Christian Gentemann: Scharfes Profil

Zuletzt strich Barmanager Christian Gentemann den Gin von der Karte der Bar am Steinplatz in Berlin. Warum? Um das Profil der Bar zu schärfen und seine Gäste zu mehr Geschmack zu führen.

Text: Kathrin Löffel     Fotos: Hotel am Steinplatz/Se7entyn9ne

Durch das Anbieten von etwas Neuem, Unbekanntem machen wir aus Gästen Stammgäste“, beschreibt Christian Gentemann seinen Grund für den Rauswurf des klassischen Gins, aber auch für das Weglassen von Cocktailnamen auf der Karte. 

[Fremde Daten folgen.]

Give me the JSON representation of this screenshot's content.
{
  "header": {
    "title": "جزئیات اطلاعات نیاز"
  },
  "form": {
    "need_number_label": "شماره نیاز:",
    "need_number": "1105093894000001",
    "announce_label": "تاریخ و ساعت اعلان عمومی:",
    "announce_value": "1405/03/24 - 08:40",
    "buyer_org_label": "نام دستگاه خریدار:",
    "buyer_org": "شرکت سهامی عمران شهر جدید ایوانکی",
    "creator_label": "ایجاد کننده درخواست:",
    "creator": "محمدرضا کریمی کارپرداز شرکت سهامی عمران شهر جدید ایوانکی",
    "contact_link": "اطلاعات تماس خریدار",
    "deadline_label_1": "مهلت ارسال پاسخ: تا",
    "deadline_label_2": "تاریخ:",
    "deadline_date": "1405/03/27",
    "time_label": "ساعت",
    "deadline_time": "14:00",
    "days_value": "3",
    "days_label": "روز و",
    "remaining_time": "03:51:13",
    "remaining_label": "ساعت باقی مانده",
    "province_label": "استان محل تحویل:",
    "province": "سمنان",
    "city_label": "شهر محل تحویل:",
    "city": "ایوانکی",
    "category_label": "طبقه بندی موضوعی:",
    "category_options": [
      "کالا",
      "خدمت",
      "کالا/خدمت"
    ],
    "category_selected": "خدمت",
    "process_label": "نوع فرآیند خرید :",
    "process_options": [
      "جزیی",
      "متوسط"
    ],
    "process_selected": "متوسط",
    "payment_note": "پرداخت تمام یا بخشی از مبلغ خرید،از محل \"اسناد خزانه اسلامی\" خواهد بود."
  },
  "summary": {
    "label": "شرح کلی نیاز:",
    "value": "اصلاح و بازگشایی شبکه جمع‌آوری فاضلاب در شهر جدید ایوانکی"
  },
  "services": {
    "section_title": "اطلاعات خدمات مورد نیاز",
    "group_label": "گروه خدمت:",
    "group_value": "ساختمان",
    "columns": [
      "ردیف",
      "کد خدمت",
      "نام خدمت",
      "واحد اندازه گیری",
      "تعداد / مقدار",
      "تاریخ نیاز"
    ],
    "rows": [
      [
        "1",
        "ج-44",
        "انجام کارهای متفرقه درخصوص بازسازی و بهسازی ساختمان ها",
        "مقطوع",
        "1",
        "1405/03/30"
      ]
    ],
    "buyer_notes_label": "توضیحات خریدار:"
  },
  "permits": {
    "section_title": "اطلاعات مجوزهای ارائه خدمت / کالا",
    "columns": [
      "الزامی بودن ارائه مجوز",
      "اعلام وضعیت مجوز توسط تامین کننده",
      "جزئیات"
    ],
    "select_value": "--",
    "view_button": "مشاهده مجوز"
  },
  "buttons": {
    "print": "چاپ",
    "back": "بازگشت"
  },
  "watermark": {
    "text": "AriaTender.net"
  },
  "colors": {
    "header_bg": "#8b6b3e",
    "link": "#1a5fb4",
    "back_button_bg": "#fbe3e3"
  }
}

„Mit dem geschärften Profil der Bar vermitteln wir also unsere ganz klare Vorstellung, was wir wollen. Wenn wir stattdessen immer nur Wünsche erfüllen würden, dann gehen die Gäste und haben den Abend als okay oder gut empfunden. Wir wollen aber, dass sie spüren, dass bei uns irgendwas anders war. Wir wollen zum Nachdenken anregen.“ 

Wenn man also als Barmann sagt, dass es keinen Gin gibt, erstaunt es die Gäste. Und Erstaunen bleibt im Kopf und ein erstaunter Kopf kommt gerne wieder.

Barmanager in der Bar am Steinplatz: Christian Gentemann

Aber heißt das, dass es keinen Gin Tonic auf der Karte gibt? „In klassischen Gin, hergestellt aus neutralem Alkohol, sind meist viele Botanicles, also Aromen, geimpft. Da kommt das Wichtigste gar nicht mehr durch: das Wacholder-Aroma. Wir haben uns entschieden, Wacholder- und Doppelwacholder-Spirituosen anzubieten. Da ist tatsächlich nur noch Wacholder-Aroma drin.“

„Die Cocktails haben wir an diese Spirituosen angepasst, wir bieten weiterhin Gin-basierte Cocktails an. Als Zweites haben wir den Fokus auf Top-Tonics gelegt. Da hört die Kenntnis der meisten Gäste nämlich auf – obwohl viele Gin-Kenner sind. Dabei sind in einem Gin Tonic zwei Drittel Tonic. Also muss das auch gut sein“, erklärt Gentemann seine Herangehensweise in der Bar am Steinplatz, die als Hotelbar des Jahres 2017 ausgezeichnet wurde.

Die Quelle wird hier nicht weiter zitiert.